How I survived MSBlast

The other day, after I'd been online for a few minutes, my Windows 2000 PC started behaving oddly. Nothing serious -- it wouldn't let me disconnect my dial-up connection, and the cut-and-paste function stopped working -- but there had been enough front-page headlines about the MSBlast worm lately that I figured I'd better play it safe and protect myself.

That was the beginning of what turned out to be a mind-numbingly tedious and frustrating day, an experience which I fear has become all too common for Windows users as viruses become an increasing nuisance. One thing that came through loud and clear: the patching process is far too cumbersome for dial-up users -- who still account for most of the Internet population, after all -- and it's really no wonder there are so many insecure PCs out there.

MSBlast is different from the usual run-of-the-mill worms, which often spread via email, in that you don't have to do anything or even be running any applications to be vulnerable. I've found you can protect yourself from some of the worst security problems simply by using an email program other than Outlook.

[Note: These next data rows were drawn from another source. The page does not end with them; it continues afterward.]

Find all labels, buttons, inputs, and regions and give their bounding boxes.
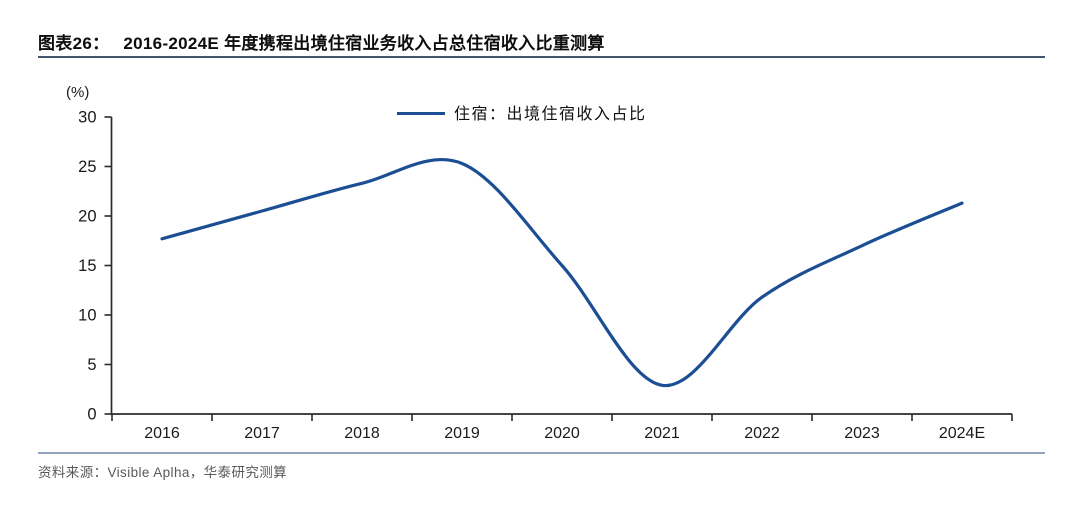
legend-line-swatch (397, 111, 445, 115)
series-line (160, 157, 964, 387)
x-tick-label: 2024E (939, 425, 985, 442)
x-tick-label: 2016 (144, 425, 180, 442)
x-tick-label: 2018 (344, 425, 380, 442)
y-tick-label: 20 (78, 208, 96, 226)
x-tick-label: 2020 (544, 425, 580, 442)
legend-series-label: 住宿：出境住宿收入占比 (454, 106, 647, 123)
x-tick-label: 2022 (744, 425, 780, 442)
x-tick-label: 2019 (444, 425, 480, 442)
y-tick-label: 15 (78, 257, 96, 275)
chart-legend: 住宿：出境住宿收入占比 (397, 100, 647, 124)
figure-title-row: 图表26： 2016-2024E 年度携程出境住宿业务收入占总住宿收入比重测算 (38, 29, 1045, 54)
x-tick-label: 2023 (844, 425, 880, 442)
source-divider (38, 452, 1045, 454)
y-axis-unit-label: (%) (66, 84, 90, 101)
title-divider (38, 56, 1045, 58)
figure-title: 2016-2024E 年度携程出境住宿业务收入占总住宿收入比重测算 (123, 34, 605, 53)
y-tick-label: 0 (87, 406, 96, 424)
y-tick-label: 10 (78, 307, 96, 325)
figure-label: 图表26： (38, 34, 110, 53)
source-note: 资料来源：Visible Aplha，华泰研究测算 (38, 465, 288, 480)
y-tick-label: 5 (87, 356, 96, 374)
x-tick-label: 2021 (644, 425, 680, 442)
y-tick-label: 30 (78, 109, 96, 127)
y-tick-label: 25 (78, 158, 96, 176)
x-tick-label: 2017 (244, 425, 280, 442)
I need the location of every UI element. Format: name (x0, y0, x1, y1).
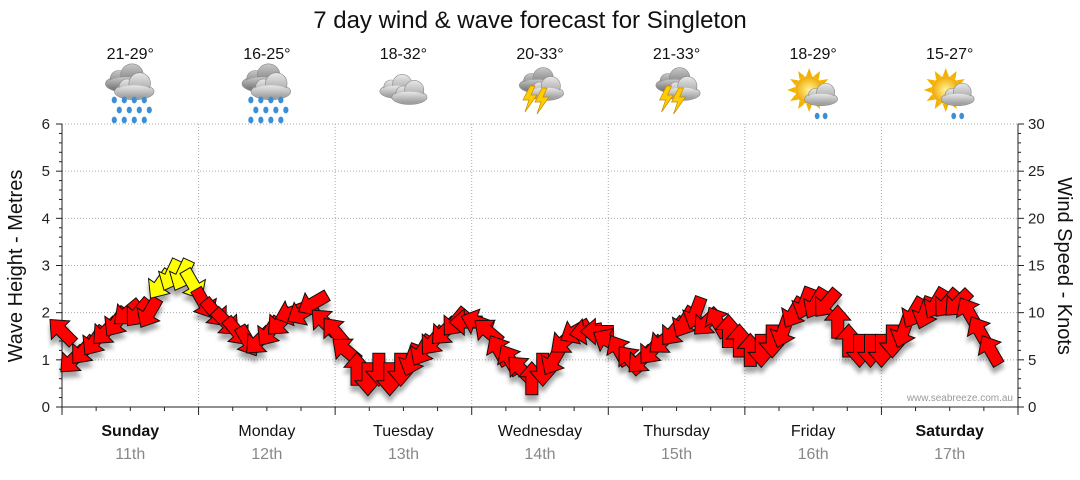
y-left-tick-label: 2 (42, 305, 50, 322)
day-temperature: 16-25° (243, 46, 290, 63)
y-left-tick-label: 0 (42, 399, 50, 416)
day-temperature: 18-29° (789, 46, 836, 63)
y-right-tick-label: 15 (1028, 258, 1045, 275)
y-right-tick-label: 20 (1028, 210, 1045, 227)
watermark: www.seabreeze.com.au (906, 393, 1013, 404)
wind-arrow (823, 304, 852, 339)
y-left-tick-label: 3 (42, 258, 50, 275)
chart-title: 7 day wind & wave forecast for Singleton (313, 7, 747, 34)
thunderstorm-icon (518, 67, 564, 115)
day-temperatures: 21-29° 16-25° 18-32° 20-33° 21-33° 18-29° 15-2… (107, 46, 974, 63)
day-name-label: Saturday (915, 423, 984, 440)
wind-arrows (49, 257, 1005, 397)
day-date-label: 16th (798, 446, 829, 463)
right-axis-ticks: 0 5 10 15 20 25 30 (1018, 116, 1045, 416)
wind-arrow (977, 335, 1005, 368)
day-name-label: Tuesday (373, 423, 434, 440)
day-name-label: Wednesday (498, 423, 582, 440)
sun-cloud-drizzle-icon (787, 68, 838, 120)
day-temperature: 18-32° (380, 46, 427, 63)
y-right-tick-label: 0 (1028, 399, 1036, 416)
day-name-label: Friday (791, 423, 835, 440)
day-name-label: Thursday (643, 423, 710, 440)
day-date-label: 14th (524, 446, 555, 463)
day-temperature: 20-33° (516, 46, 563, 63)
wind-arrow (815, 286, 843, 317)
left-axis-ticks: 0 1 2 3 4 5 6 (42, 116, 62, 416)
day-temperature: 21-33° (653, 46, 700, 63)
day-date-label: 17th (934, 446, 965, 463)
wind-arrow (49, 318, 79, 348)
y-left-tick-label: 5 (42, 163, 50, 180)
x-axis-ticks (61, 407, 1019, 415)
day-temperature: 21-29° (107, 46, 154, 63)
sun-cloud-drizzle-icon (923, 68, 975, 120)
day-date-label: 11th (115, 446, 145, 463)
day-name-label: Monday (238, 423, 295, 440)
grid (62, 123, 1018, 407)
day-name-label: Sunday (101, 423, 159, 440)
y-right-tick-label: 25 (1028, 163, 1045, 180)
y-right-tick-label: 5 (1028, 352, 1036, 369)
y-left-tick-label: 6 (42, 116, 50, 133)
thunderstorm-icon (655, 67, 701, 115)
day-date-label: 12th (251, 446, 282, 463)
y-left-tick-label: 4 (42, 210, 50, 227)
y-right-label: Wind Speed - Knots (1053, 177, 1075, 355)
day-date-label: 15th (661, 446, 692, 463)
y-right-tick-label: 30 (1028, 116, 1045, 133)
day-date-label: 13th (388, 446, 419, 463)
rain-icon (241, 63, 291, 124)
y-left-tick-label: 1 (42, 352, 50, 369)
day-labels: Sunday 11th Monday 12th Tuesday 13th Wednesday… (101, 423, 984, 463)
y-right-tick-label: 10 (1028, 305, 1045, 322)
rain-icon (105, 63, 155, 124)
y-left-label: Wave Height - Metres (5, 170, 27, 363)
cloud-icon (379, 74, 428, 105)
wind-arrow (136, 295, 164, 329)
wind-arrow (297, 289, 331, 317)
day-temperature: 15-27° (926, 46, 973, 63)
weather-icons (105, 63, 975, 124)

But a study carried out as MSBlast began to gain momentum found that a computer had only to be connected to the Internet for a few seconds before it was attacked. The worm seeks out computers with a known vulnerability, then exploits that vulnerability to insert code on the machine. Firewalls can keep the malicious code out, but the best protection is to install Microsoft's patch -- which has been around for a month.

I was working from home on a dial-up connection that day, and had thought to bring a copy of the Microsoft patch along on a disk, along with a MSBlast-removal program from Symantec. I executed the patch program. That was when I ran into my first problem of the day: I found I needed a service pack installed before I could use the patch -- Service Pack 2 or later.